This year’s Mipim conference may herald a new era for construction in London – with new problems to go with it, writes our man in Cannes

Vern Pitt

“I do not in any way want to deter international investment,” said Boris Johnson this week, as he walked the fine line between appeasing an electorate worried about overseas buyers sending London house prices soaring, and ensuring London’s door remains open to the global super-rich.

Perhaps he needn’t worry. If footfall on stands across the Mipim conference is any indicator of investment interest, then London was holding a commanding lead. The stands of the much-vaunted growth markets of Russia and Brazil were empty by comparison, leaving the statuesque ladies staffing them with little to do.

The consensus among delegates was that after the last drop of champagne was quaffed in Cannes, there would be equally serious amounts of concrete to be poured at sites across London. There were, I was told, real deals to be done – a distinct change from recent years at Mipim.

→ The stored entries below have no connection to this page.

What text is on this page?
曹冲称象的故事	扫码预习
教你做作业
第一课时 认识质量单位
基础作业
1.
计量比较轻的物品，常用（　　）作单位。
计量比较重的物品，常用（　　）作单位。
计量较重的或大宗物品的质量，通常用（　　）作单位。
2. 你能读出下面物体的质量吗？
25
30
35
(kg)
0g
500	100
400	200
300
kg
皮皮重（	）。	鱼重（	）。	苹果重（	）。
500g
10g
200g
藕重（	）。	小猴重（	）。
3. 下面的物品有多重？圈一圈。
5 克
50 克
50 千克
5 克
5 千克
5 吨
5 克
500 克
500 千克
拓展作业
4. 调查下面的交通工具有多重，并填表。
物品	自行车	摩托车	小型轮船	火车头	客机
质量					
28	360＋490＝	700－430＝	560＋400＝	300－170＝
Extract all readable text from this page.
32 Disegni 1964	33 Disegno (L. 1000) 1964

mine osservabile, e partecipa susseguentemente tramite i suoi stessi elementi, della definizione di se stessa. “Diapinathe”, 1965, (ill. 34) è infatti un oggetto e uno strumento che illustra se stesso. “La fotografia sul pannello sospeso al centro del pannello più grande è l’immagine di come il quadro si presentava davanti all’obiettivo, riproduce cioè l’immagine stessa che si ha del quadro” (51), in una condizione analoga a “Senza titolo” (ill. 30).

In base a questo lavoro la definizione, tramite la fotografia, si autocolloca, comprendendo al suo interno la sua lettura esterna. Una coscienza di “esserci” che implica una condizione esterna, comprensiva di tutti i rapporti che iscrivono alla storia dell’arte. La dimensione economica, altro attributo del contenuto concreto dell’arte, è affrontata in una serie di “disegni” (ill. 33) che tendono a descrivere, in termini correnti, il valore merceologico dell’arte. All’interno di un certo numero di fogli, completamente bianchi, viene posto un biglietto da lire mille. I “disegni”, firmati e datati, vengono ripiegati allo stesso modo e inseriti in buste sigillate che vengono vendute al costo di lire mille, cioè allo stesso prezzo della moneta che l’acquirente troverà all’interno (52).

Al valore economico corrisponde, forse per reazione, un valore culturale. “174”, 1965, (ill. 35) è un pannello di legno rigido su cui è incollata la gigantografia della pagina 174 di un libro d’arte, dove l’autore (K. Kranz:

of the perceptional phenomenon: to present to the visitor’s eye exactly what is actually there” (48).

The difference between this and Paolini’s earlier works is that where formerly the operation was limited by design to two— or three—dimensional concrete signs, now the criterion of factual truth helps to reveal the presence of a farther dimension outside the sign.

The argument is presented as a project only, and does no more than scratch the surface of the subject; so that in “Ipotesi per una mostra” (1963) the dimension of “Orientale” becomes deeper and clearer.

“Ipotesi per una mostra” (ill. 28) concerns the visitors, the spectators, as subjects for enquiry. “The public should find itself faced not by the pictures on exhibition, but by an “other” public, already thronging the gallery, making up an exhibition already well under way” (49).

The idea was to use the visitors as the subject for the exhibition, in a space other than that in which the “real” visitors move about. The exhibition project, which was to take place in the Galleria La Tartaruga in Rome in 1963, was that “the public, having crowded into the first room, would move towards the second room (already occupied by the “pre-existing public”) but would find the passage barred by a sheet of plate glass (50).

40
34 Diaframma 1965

So much so that clients are becoming increasingly worried about price hikes while contractors are worried about skills shortages and the inevitable cost implications.

“You can’t get a planner in London for less than £95,000,” one contractor grumbled.

In many ways it feels like the dawn of a new era, and new problems to go with it.

Though I’m sure they are just the sort of problems London’s mayor will be happy to have.